The company is taking the fight to Tesla with the P7, described by an industry analyst as the company’s only meaningful contribution but one that has been well-received. The P7, which starts at RMB229,900, has the longest single-charge cruising range of any China-made EV. Most importantly, it is defined as “the second generation of smart cars,” capable of over-the-air (OTA) updates of most functions.
“I like Tesla, but I don’t think Tesla is in line with China’s local conditions,” says He. “In China’s large cities, parking spaces are often small and difficult to park in. Car companies can continuously improve the success rate and ease of use of automatic parking through OTA iteration. On this line, Tesla did not actually do much.”
Xpeng has set a goal to bring new features to users every month. Its previous model, the G3, achieved sales of 16,521 units and the utilization rate of the assisted parking function was 51% as of March, much higher than the single-digit industry average. He believes that P7 will deliver better first-year sales in China than Tesla’s Model 3. Having raised RMB16.8 billion in private funding – including a $400 million Series C last November from Matrix Partners China and Xiaomi – Xpeng is said to be targeting a Hong Kong IPO.
Time will tell
Even though they appear to face existential threats, it is still relatively early days for China’s new forces. “Buying a car is different from buying other household items. Consumers need a safety period of around five years to have confidence in a brand. That means it is hard for a new model launched by a latecomer to breakthrough,” Changwu Wang, a partner at Hina Group, tells AVCJ.

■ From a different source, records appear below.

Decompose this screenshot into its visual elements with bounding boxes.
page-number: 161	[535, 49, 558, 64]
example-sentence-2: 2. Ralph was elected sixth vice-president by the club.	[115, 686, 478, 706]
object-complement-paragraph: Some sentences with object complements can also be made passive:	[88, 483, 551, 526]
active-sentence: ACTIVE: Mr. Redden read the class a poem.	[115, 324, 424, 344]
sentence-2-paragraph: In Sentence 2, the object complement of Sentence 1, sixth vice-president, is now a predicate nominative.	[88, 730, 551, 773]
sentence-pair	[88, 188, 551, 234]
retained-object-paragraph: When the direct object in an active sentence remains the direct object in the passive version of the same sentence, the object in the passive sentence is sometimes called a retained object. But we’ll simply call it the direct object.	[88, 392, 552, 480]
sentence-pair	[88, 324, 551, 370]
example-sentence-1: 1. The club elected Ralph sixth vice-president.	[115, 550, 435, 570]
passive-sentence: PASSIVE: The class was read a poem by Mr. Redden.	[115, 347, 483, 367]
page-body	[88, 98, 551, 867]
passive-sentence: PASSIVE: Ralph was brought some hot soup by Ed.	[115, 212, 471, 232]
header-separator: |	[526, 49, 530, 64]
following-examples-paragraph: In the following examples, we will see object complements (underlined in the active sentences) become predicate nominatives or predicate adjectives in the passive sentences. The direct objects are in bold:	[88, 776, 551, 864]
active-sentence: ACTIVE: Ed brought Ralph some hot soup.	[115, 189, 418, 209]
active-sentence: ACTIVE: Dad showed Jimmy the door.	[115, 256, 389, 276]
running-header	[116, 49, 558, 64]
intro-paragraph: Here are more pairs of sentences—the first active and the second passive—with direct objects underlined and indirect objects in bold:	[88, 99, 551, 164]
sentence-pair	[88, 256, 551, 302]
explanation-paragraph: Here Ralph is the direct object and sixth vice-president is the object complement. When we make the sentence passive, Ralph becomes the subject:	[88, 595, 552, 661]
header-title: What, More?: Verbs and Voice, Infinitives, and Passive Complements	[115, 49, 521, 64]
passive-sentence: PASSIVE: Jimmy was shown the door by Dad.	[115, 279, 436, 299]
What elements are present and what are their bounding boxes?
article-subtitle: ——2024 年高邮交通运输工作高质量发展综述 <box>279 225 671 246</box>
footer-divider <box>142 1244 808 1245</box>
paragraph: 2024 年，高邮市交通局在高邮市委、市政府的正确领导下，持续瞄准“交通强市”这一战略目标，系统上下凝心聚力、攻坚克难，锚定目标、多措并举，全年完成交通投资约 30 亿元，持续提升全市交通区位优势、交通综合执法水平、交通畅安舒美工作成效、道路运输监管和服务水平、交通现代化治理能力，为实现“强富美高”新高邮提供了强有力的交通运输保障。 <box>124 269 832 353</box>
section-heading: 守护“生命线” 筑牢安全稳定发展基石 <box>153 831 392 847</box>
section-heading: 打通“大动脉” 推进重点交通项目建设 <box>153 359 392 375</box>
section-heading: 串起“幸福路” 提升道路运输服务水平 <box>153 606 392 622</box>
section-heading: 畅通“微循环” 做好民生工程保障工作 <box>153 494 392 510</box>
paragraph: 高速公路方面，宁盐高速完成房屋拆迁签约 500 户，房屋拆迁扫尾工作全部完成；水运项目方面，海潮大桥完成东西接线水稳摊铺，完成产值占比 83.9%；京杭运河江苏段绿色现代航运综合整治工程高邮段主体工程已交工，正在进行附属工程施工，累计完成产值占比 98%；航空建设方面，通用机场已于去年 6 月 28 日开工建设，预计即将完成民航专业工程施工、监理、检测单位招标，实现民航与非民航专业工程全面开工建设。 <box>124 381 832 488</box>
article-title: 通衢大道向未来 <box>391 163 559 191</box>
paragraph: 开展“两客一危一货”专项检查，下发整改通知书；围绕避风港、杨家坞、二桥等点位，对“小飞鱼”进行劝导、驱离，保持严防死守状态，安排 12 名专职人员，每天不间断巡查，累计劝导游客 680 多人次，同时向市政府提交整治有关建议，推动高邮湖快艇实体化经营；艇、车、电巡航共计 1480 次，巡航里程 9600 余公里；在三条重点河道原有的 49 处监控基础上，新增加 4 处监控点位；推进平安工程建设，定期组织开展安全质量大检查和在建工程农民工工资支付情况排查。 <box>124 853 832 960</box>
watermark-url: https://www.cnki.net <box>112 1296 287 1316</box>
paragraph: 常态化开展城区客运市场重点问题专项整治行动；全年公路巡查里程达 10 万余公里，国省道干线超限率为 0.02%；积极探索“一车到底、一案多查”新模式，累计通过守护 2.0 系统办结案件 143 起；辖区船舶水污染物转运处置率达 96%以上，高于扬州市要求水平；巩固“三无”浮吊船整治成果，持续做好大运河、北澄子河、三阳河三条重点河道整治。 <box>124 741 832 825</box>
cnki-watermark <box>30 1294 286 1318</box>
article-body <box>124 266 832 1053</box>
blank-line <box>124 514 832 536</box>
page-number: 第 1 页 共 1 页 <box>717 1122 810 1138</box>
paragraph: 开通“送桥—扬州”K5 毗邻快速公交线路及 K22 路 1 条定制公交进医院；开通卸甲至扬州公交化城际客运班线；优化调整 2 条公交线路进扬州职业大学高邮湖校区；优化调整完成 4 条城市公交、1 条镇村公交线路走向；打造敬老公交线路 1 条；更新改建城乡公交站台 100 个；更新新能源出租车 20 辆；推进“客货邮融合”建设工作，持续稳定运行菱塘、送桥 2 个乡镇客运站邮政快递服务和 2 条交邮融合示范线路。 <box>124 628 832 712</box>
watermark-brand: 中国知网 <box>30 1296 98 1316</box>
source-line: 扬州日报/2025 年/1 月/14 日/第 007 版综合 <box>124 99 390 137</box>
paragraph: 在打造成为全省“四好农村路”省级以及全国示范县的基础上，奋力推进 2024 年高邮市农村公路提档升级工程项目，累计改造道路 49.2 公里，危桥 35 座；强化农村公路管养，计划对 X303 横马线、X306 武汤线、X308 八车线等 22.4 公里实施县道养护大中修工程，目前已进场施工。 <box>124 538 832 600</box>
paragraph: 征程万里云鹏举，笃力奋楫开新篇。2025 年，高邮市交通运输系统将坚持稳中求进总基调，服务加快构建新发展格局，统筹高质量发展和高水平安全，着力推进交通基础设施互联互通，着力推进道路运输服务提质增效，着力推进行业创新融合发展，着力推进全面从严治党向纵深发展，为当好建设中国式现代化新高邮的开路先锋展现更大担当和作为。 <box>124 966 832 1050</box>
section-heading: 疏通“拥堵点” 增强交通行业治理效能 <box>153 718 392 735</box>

Much rests on what happens over the coming 12 months, but if the new forces can overcome the challenges they face, they may emerge stronger and wiser for the experience. Lixiang founder Xiang Li is perhaps a case in point. He departed Nio in 2015 to launch his own EV brand, and while strict cost controls were in place from day one, Lixiang erred in launching a two-wheeler as its first vehicle.
However, the company wasn’t to be so easily thwarted. Last August, it raised a $530 million Series C round, led by Meituan-Dianping founder Wang Xing, and unveiled the Lixiang One four months later. As of April, sales of four-wheel SUV had reached 6,500 units.